Antigen-driven selection of T and B cell inflammatory populations has a direct impact on clinical and therapeutic outcomes of MC 21. In these patients, interaction between T and B cells may be of great relevance, in that intrahepatic production of RF molecules results in their reaction with human class I HLA molecules involved as part of the antigen-binding pocket, thus influencing peptide recognition by cell-mediated immune response 44,45.

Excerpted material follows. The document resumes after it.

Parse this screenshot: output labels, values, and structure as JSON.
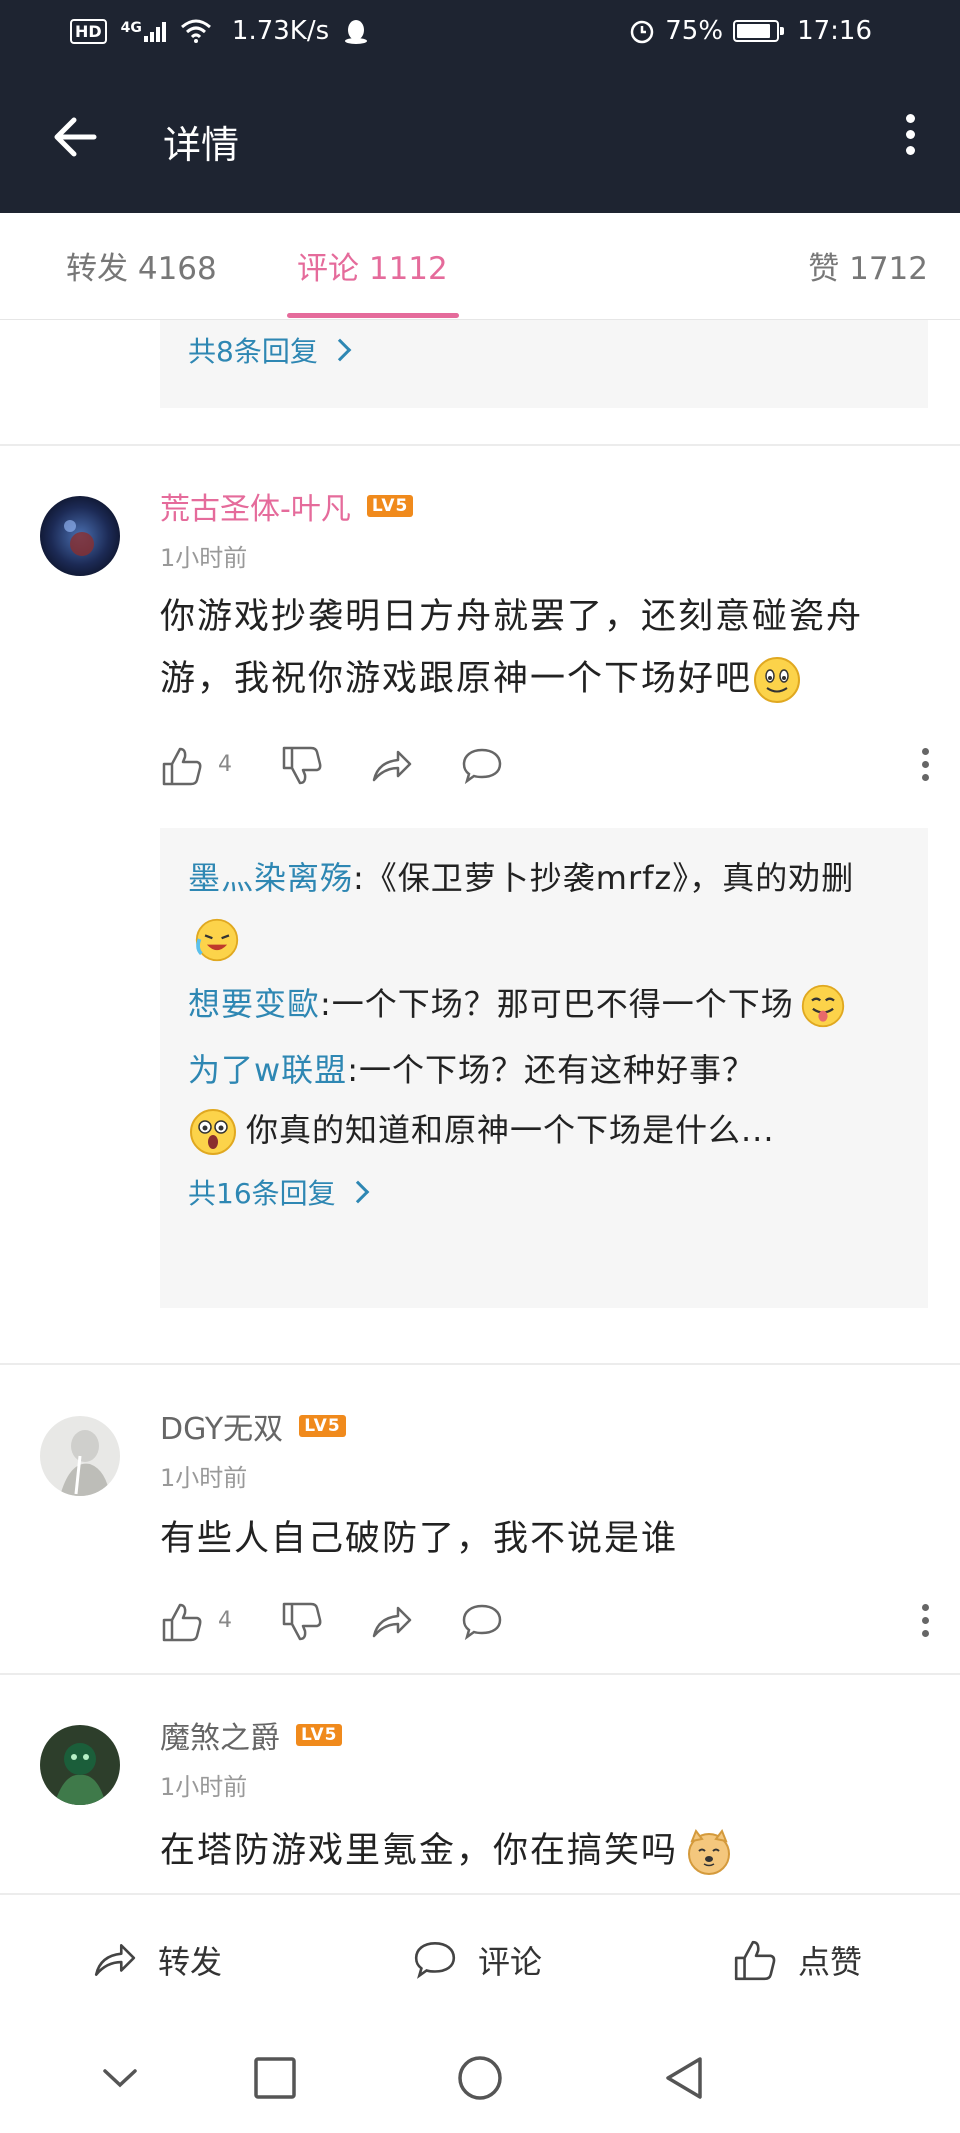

It has been reported that clonally expanded intrahepatic T cells in HCV-infected patients without MC induce an immune regulatory environmental defect which predisposes to progressive inflammatory liver damage, thus establishing the basis for correlating clonal expansions of T cell populations to liver pathology 46,47. Restriction of the cellular immune response must be considered in the context of a limited host response to a pathogen capable of undergoing long-term spontaneous mutations that contribute heavily to the viral burden 44.

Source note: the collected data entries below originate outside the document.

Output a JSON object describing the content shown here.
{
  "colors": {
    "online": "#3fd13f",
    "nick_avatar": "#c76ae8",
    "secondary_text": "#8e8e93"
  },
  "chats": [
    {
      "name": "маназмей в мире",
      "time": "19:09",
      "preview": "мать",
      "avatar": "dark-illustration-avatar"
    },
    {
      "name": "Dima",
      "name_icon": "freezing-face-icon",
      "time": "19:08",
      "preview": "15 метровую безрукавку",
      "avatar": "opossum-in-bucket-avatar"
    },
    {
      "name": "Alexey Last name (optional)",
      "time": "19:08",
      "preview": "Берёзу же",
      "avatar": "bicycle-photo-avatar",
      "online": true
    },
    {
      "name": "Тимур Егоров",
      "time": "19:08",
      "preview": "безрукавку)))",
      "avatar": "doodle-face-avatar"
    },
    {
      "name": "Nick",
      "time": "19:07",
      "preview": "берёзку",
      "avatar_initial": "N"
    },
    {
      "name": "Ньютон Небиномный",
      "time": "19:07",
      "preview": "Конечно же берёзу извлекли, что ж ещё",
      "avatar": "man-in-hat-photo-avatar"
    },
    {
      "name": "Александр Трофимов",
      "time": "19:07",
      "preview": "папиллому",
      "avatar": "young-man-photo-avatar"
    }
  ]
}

In conclusion, the present findings enhance the understanding of immune response in HCV-related MC patients in whom multi-faceted T cell response is comparable to that found in non-MC patients and is probably attributed to intrahepatic constant viral challenge. Further studies are needed to clarify the functional basis of TCR clonalities underlying the persistence/termination of chronic virus infection.

Disclosure

The authors declare no competing financial interests.